Anyway, I tried out this attack (using the shattered PDF files) and I was thwarted by one thing ... git blob hashes aren't pure SHA-1 hashes of the file: it prepends the word "blob" and the file size to the front, then hashes. That causes the resultant SHA-1 hash to diverge and I don't think there's a trivial way to engineer a collision for these files. BUT that doesn't stop an attacker from using the same technique to create two files whose git blob hash (as opposed to the bare file hash) matches.

David Coles
The problem with the SHAttered attack is that it creates a pair of documents with common prefixes P and suffixes S. The only difference is in the 2 pairs of 'near-collision' blocks [(M_11, M_12), (M_21, M_22)], paired such that after the blocks the documents still have the same hash:

SHA-1(P ∣∣ M_11 ∣∣ M_12 || S) = SHA-1(P ∣∣ M_21 ∣∣ M_22 ∣∣ S)

Thus to mount an attack, the malicious user would have to be the one to create both the "good" and "bad" blob (because only the malicious user could generate the two pairs of blocks). That makes an attack distinctly harder than being able to generate a collision against any existing document.

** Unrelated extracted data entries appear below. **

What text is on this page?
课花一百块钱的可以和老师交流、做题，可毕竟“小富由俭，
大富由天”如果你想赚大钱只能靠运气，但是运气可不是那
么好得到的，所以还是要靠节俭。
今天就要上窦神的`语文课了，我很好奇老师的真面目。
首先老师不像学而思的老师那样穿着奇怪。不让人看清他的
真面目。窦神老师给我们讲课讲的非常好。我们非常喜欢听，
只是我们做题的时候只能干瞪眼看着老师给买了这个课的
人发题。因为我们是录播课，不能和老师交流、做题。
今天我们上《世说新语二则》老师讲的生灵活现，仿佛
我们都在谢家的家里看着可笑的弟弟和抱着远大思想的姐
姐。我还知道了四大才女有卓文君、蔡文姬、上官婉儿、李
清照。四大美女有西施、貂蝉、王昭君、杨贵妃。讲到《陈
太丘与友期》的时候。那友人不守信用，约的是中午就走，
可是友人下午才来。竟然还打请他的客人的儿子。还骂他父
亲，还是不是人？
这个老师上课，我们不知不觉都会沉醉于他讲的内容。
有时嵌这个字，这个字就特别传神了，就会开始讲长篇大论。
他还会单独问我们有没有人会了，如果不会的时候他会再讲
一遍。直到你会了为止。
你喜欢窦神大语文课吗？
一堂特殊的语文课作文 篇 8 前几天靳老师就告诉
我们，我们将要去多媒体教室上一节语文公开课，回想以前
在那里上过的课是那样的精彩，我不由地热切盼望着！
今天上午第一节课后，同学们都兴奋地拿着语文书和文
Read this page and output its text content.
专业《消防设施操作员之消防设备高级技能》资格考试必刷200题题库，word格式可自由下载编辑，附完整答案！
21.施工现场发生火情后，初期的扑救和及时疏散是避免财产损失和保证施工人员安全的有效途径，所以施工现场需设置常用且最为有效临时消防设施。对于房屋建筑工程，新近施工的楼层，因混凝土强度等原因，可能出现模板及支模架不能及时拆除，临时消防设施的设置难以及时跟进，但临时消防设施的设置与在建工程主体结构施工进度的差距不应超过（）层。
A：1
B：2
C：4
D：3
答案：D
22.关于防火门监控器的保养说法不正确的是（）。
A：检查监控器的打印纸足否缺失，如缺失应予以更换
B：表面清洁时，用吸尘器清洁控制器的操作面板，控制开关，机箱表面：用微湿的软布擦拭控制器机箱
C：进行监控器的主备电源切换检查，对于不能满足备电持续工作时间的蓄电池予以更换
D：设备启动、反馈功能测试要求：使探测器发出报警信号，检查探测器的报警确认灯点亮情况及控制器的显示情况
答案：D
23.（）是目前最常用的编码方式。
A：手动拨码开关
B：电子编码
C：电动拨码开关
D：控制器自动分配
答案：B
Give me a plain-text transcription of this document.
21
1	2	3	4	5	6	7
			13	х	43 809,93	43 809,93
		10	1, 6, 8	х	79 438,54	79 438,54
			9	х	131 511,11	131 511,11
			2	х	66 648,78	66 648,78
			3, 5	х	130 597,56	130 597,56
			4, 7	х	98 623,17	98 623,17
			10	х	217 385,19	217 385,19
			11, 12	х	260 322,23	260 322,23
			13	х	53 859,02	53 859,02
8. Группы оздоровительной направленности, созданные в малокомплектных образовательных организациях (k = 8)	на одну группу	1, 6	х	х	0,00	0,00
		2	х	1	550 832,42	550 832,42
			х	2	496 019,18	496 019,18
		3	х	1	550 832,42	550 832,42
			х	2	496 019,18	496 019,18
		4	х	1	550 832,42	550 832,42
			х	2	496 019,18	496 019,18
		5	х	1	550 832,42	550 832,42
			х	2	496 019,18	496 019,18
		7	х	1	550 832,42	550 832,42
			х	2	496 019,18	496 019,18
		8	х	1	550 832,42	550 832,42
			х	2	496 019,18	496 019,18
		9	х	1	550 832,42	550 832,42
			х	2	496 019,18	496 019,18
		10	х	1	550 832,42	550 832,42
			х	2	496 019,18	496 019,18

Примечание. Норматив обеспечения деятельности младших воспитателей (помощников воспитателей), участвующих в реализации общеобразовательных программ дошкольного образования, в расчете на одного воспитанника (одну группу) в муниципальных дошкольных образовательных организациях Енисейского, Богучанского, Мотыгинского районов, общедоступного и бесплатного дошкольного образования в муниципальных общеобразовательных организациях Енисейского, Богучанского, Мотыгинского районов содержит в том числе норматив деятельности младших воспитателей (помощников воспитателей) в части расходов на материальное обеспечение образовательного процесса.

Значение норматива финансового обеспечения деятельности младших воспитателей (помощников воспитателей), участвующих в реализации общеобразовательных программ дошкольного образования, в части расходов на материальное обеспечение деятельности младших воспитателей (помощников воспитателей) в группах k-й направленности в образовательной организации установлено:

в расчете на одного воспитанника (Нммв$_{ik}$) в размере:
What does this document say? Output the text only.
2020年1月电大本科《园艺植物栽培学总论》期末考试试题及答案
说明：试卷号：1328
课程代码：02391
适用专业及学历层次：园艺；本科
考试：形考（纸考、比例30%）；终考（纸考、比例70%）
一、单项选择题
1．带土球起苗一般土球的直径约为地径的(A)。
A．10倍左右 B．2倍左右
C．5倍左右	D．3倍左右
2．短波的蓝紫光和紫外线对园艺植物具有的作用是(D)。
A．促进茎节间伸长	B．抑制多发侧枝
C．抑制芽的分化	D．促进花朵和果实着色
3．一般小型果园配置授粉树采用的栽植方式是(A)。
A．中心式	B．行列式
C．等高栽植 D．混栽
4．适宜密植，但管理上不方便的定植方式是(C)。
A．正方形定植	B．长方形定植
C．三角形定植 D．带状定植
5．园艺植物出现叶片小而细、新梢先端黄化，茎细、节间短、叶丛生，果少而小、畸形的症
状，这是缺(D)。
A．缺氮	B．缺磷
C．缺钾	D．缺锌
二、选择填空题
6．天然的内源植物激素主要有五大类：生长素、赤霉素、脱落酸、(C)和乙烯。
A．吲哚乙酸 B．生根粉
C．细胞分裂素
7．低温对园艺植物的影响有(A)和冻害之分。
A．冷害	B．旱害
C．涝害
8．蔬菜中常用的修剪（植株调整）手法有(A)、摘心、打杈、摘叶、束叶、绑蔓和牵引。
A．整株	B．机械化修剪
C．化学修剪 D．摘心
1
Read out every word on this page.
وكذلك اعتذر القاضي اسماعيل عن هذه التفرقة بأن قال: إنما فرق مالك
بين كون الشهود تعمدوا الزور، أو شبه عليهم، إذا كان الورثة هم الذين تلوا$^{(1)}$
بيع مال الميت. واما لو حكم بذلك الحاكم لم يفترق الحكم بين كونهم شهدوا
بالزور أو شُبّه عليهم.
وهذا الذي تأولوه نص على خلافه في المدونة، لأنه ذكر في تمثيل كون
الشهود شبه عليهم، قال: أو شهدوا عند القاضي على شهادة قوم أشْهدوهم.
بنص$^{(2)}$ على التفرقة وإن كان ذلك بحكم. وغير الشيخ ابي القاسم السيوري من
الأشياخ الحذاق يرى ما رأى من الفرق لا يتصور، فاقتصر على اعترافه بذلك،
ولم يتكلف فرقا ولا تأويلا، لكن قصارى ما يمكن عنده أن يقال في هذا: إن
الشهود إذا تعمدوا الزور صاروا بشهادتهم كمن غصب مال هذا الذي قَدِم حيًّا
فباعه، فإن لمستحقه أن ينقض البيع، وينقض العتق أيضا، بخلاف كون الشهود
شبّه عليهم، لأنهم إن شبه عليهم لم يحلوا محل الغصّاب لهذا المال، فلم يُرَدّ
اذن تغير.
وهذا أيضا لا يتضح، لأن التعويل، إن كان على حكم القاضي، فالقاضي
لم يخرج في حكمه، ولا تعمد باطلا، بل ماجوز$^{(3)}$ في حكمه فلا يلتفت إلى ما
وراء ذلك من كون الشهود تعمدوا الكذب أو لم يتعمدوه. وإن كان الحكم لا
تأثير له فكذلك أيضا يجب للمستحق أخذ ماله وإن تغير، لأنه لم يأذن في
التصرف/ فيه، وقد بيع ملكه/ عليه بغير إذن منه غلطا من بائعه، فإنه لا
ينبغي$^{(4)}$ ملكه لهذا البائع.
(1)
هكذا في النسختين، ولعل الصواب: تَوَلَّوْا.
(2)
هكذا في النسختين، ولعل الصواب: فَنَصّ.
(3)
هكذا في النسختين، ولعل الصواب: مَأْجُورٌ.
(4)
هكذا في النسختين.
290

Though I do agree with you that while git might be immune to a file content collision, there's nothing stopping someone generating a blob SHA-1 collision. (While your attack had identical prefixes due to the documents having the same size, I believe the values of the near-collision pairs are dependent on the value of the prefix chosen due to chaining).

I wonder if we need to start salting content hashes with something like a first-seen timestamp or HEAD commit-ID. Downside to that would be it would break a bunch of nice properties like content deduplication.

Matt Giuca
Ah OK. That makes it harder but still plausible: the bad guy just needs to author a pair of files: one with a legit minor change to an existing file, and one with a backdoor. Have the legit minor change accepted upstream, then do the above attack.

Do you think it's possible for one of the colliding files to have totally human-crafted content (while the other one presumably has some garbage that's just there to make the maths work out)? Or do both files need to have random garbage? If so I would acquiesce that the attack is infeasible because you would have to convince the maintainer to accept a "good" patch with garbage bytes in it.

David Coles
Using this attack to generate documents in a transparent format like source code or text documents would be pretty difficult. You need to insert 2 x 512 bits (2 x 64-bytes) of binary data into your document without anyone noticing (in the attack's PDF's they put it in the JPEG header and used some, as of yet, undisclosed tricks in the JPEG format to make the documents look visually distinct).

Ignoring the difficulty of hiding binary blocks in a text file (the attack might still be possible using a reduced character set), you still don't have a lot of flexibility is crafting documents. They still need to be almost identical (common prefix P and suffix S) and I'm pretty sure that pre-selecting (M_11, M_12) would make the search for (M_21, M_22) computationally much harder (the birthday paradox doesn't "work" if you pre-pick one of the candidates).

Thus you would need to hide a backdoor in both documents (in which case why bother with using a collision) or in the two near collisions blocks (which were already hard to find any candidates).

I also suspect these 2 x 512 bit blocks are pretty easy to detect since the goal of the second block is to "undo" the SHA1 difference between documents caused by the first blocks.